Research by KHL Group, publisher of International Construction and D&Ri magazines, shows that global fiscal stimulus could add US$ 355 billion per year to the world’s construction output in 2009 and 2010. This is equivalent to an additional 7% on top of the world’s current annual construction output of about US$ 5 trillion, and equates to more than the annual construction output of Germany, the fourth biggest market in the world.
Chris Sleight, editor of International Construciton magazine said, “The potential boost to the global construction industry from fiscal stimulus packages over the next two years could be enormous. US$ 355 billion is greater than the GDP of many medium-sized countries, and in terms of construction it is greater than the size of the German market – the fourth biggest market in the world.”
He continued, “The key now is for the spending pledges to translate into real on-the-ground activity. Governments need to make sure their planning and tendering processes are as stream-lined as possible and that there are no bureaucratic obstacles in the way of these plans being effective.”
The total additional spending to shore-up economic growth in 20 major economies is set to exceed US$ 1.9 trillion, of which US$ 795 billion has been ear-marked for construction. Most of this will be spent in 2009 and 2010, however schemes such as Brazil’s housing-focussed package will be longer term.
Of all the major economies, China’s extra investment in construction will be the most over the next two years, with US$ 450 billion of its US$ 585 billion stimulus package earmarked for infrastructure. That investment of US$ 225 billion per year for two years is equivalent to an extra +40% boost to China’s US$ 540 billion per year construction output.
Details of the US stimulus package are yet to be finalised, but current indications are that US$ 120 billion out of the total of US$ 800 billion will be invested in transport and energy infrastructure.
In Europe, Germany has unveiled a EUR 50 billion (US$ 65 billion) stimulus package, of which some €EUR 18 billion (US$ 23.4 billion) will be invested in infrastructure.Meanwhile France has announced it will invest €EUR 10.5 billion (US$ 14 billion) in infrastructure and public works and Spain’s stimulus package includes EUR 11 billion (US$ 14.5 billion) for similar schemes.

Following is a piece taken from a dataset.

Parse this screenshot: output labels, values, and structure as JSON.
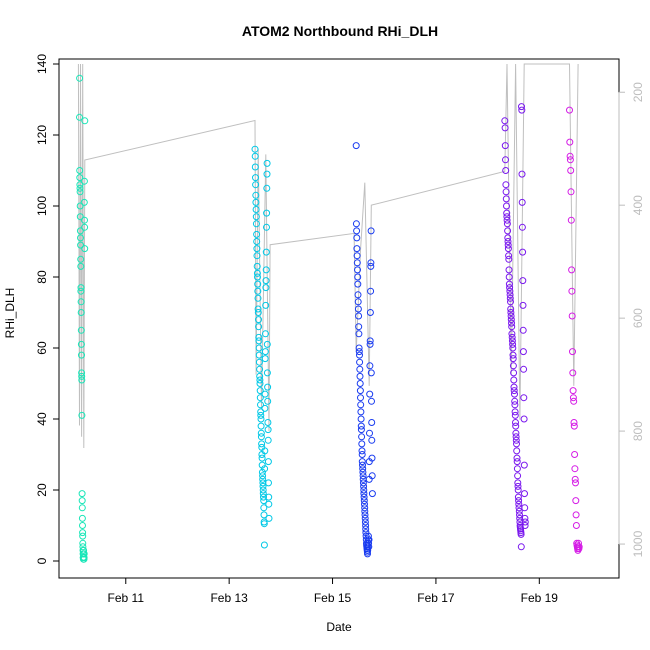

Elsewhere in the world, smaller developing economies are also planning to spend extra on construction during the economic downturn. These include Chile, which has allocated an extra US$ 700 million to public works this year and Indonesia, where a stimulus package is also planned.
Besides funds earmarked for construction, many other countries have less specific stimulus packages on the table for this year which are expected to provide a major boost to the industry. Mexico for example plans to invest US$ 54 billion to see it through the global downturn this year, and most of the spending is expected to go on infrastructure.